En position de force après avoir reçu le feu vert de son parti et de l'extrême gauche, le chef des socialistes Antonio Costa s'apprête à déposer mardi après-midi une motion contre le gouvernement, qui serait ainsi contraint de démissionner, à peine onze jours après son entrée en fonction.

Si cette motion est votée par l'ensemble de la gauche, unie pour la première fois en 40 ans de démocratie, le gouvernement de M. Passos Coelho aura été le plus éphémère de l'histoire du Portugal.

- 'Pressions de Bruxelles' -

Soucieux de rassurer les créanciers du Portugal, pays sorti en mai 2014 d'un plan de sauvetage international de 78 milliards d'euros, M. Costa a affirmé à maintes reprises qu'un futur gouvernement du PS respecterait les règles européennes.

Mais le Bloc de gauche, adepte d'une renégociation de la dette, et le Parti communiste, partisan d'une sortie du Portugal de la zone euro, ne sont pas près de faire taire leurs divergences sur ces sujets avec le Parti socialiste.

La vie d'un gouvernement de gauche au Portugal "ne sera pas facile", a reconnu dimanche Catarina Martins, porte-parole du Bloc de gauche. "Nous serons exposés à des pressions énormes de la part d'une Europe acquise à la cause de l'austérité et des grands groupes financiers internationaux".

Optimiste, le PS prévoit certes de ramener le déficit public à 2,8% du PIB en 2016 dans son programme, mais revendique en même temps une lecture "plus intelligente et flexible" du traité budgétaire européen signé en 2012, jugé trop orthodoxe.

Fin des coupes dans les salaires des fonctionnaires dès 2016, dégel des retraites, augmentation du salaire minimum de 505 à 530 euros mensuels, suppression d'une surtaxe de 3,5% sur les revenus en deux ans... la gauche compte relancer l'économie en augmentant le revenu des Portugais et améliorer par ricochet les finances publiques.

- Investisseurs nerveux -

Une politique aux antipodes de celle menée jusqu'ici par la coalition de droite.
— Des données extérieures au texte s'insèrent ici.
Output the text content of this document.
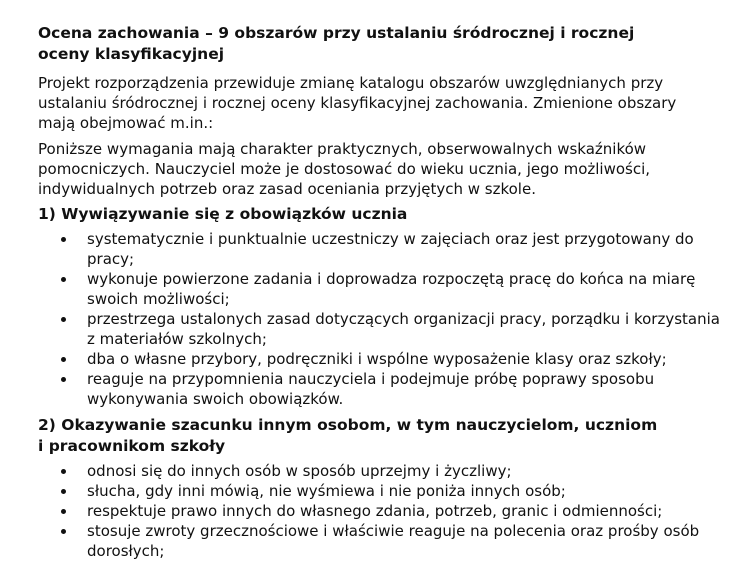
Ocena zachowania – 9 obszarów przy ustalaniu śródrocznej i rocznej oceny klasyfikacyjnej

Projekt rozporządzenia przewiduje zmianę katalogu obszarów uwzględnianych przy ustalaniu śródrocznej i rocznej oceny klasyfikacyjnej zachowania. Zmienione obszary mają obejmować m.in.:

Poniższe wymagania mają charakter praktycznych, obserwowalnych wskaźników pomocniczych. Nauczyciel może je dostosować do wieku ucznia, jego możliwości, indywidualnych potrzeb oraz zasad oceniania przyjętych w szkole.

1) Wywiązywanie się z obowiązków ucznia
systematycznie i punktualnie uczestniczy w zajęciach oraz jest przygotowany do pracy;
wykonuje powierzone zadania i doprowadza rozpoczętą pracę do końca na miarę swoich możliwości;
przestrzega ustalonych zasad dotyczących organizacji pracy, porządku i korzystania z materiałów szkolnych;
dba o własne przybory, podręczniki i wspólne wyposażenie klasy oraz szkoły;
reaguje na przypomnienia nauczyciela i podejmuje próbę poprawy sposobu wykonywania swoich obowiązków.
2) Okazywanie szacunku innym osobom, w tym nauczycielom, uczniom i pracownikom szkoły
odnosi się do innych osób w sposób uprzejmy i życzliwy;
słucha, gdy inni mówią, nie wyśmiewa i nie poniża innych osób;
respektuje prawo innych do własnego zdania, potrzeb, granic i odmienności;
stosuje zwroty grzecznościowe i właściwie reaguje na polecenia oraz prośby osób dorosłych;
La ministre des Finances Maria Luis Albuquerque prévoit ainsi un "trou budgétaire de 1,5 milliard d'euros" en 2016 si le gros des mesures d'austérité ne sont pas reconduites.

Le programme de la gauche suscite des inquiétudes dans le monde de la finance.

Signe de la nervosité des investisseurs, la Bourse de Lisbonne a dévissé de 4,05% lundi à la clôture, et les taux d'emprunt du Portugal à dix ans ont grimpé à 2,83%, contre 2,68% la veille.

"Unie dans son opposition au gouvernement actuel, l'alliance de la gauche ne paraît pas durable" en raison des divergences persistantes, ont commenté les analystes de Commerzbank.

Si la chute annoncée de la droite est confirmée, la balle repassera dans le camp du président Anibal Cavaco Silva, un conservateur qui a fustigé une union de la gauche "incohérente".

Mais même l'eurodéputé socialiste Francisco Assis, farouchement opposé à une alliance "contre nature" avec l'extrême gauche, considère que le président n'a pas d'autre choix que de lui confier les rênes du pays.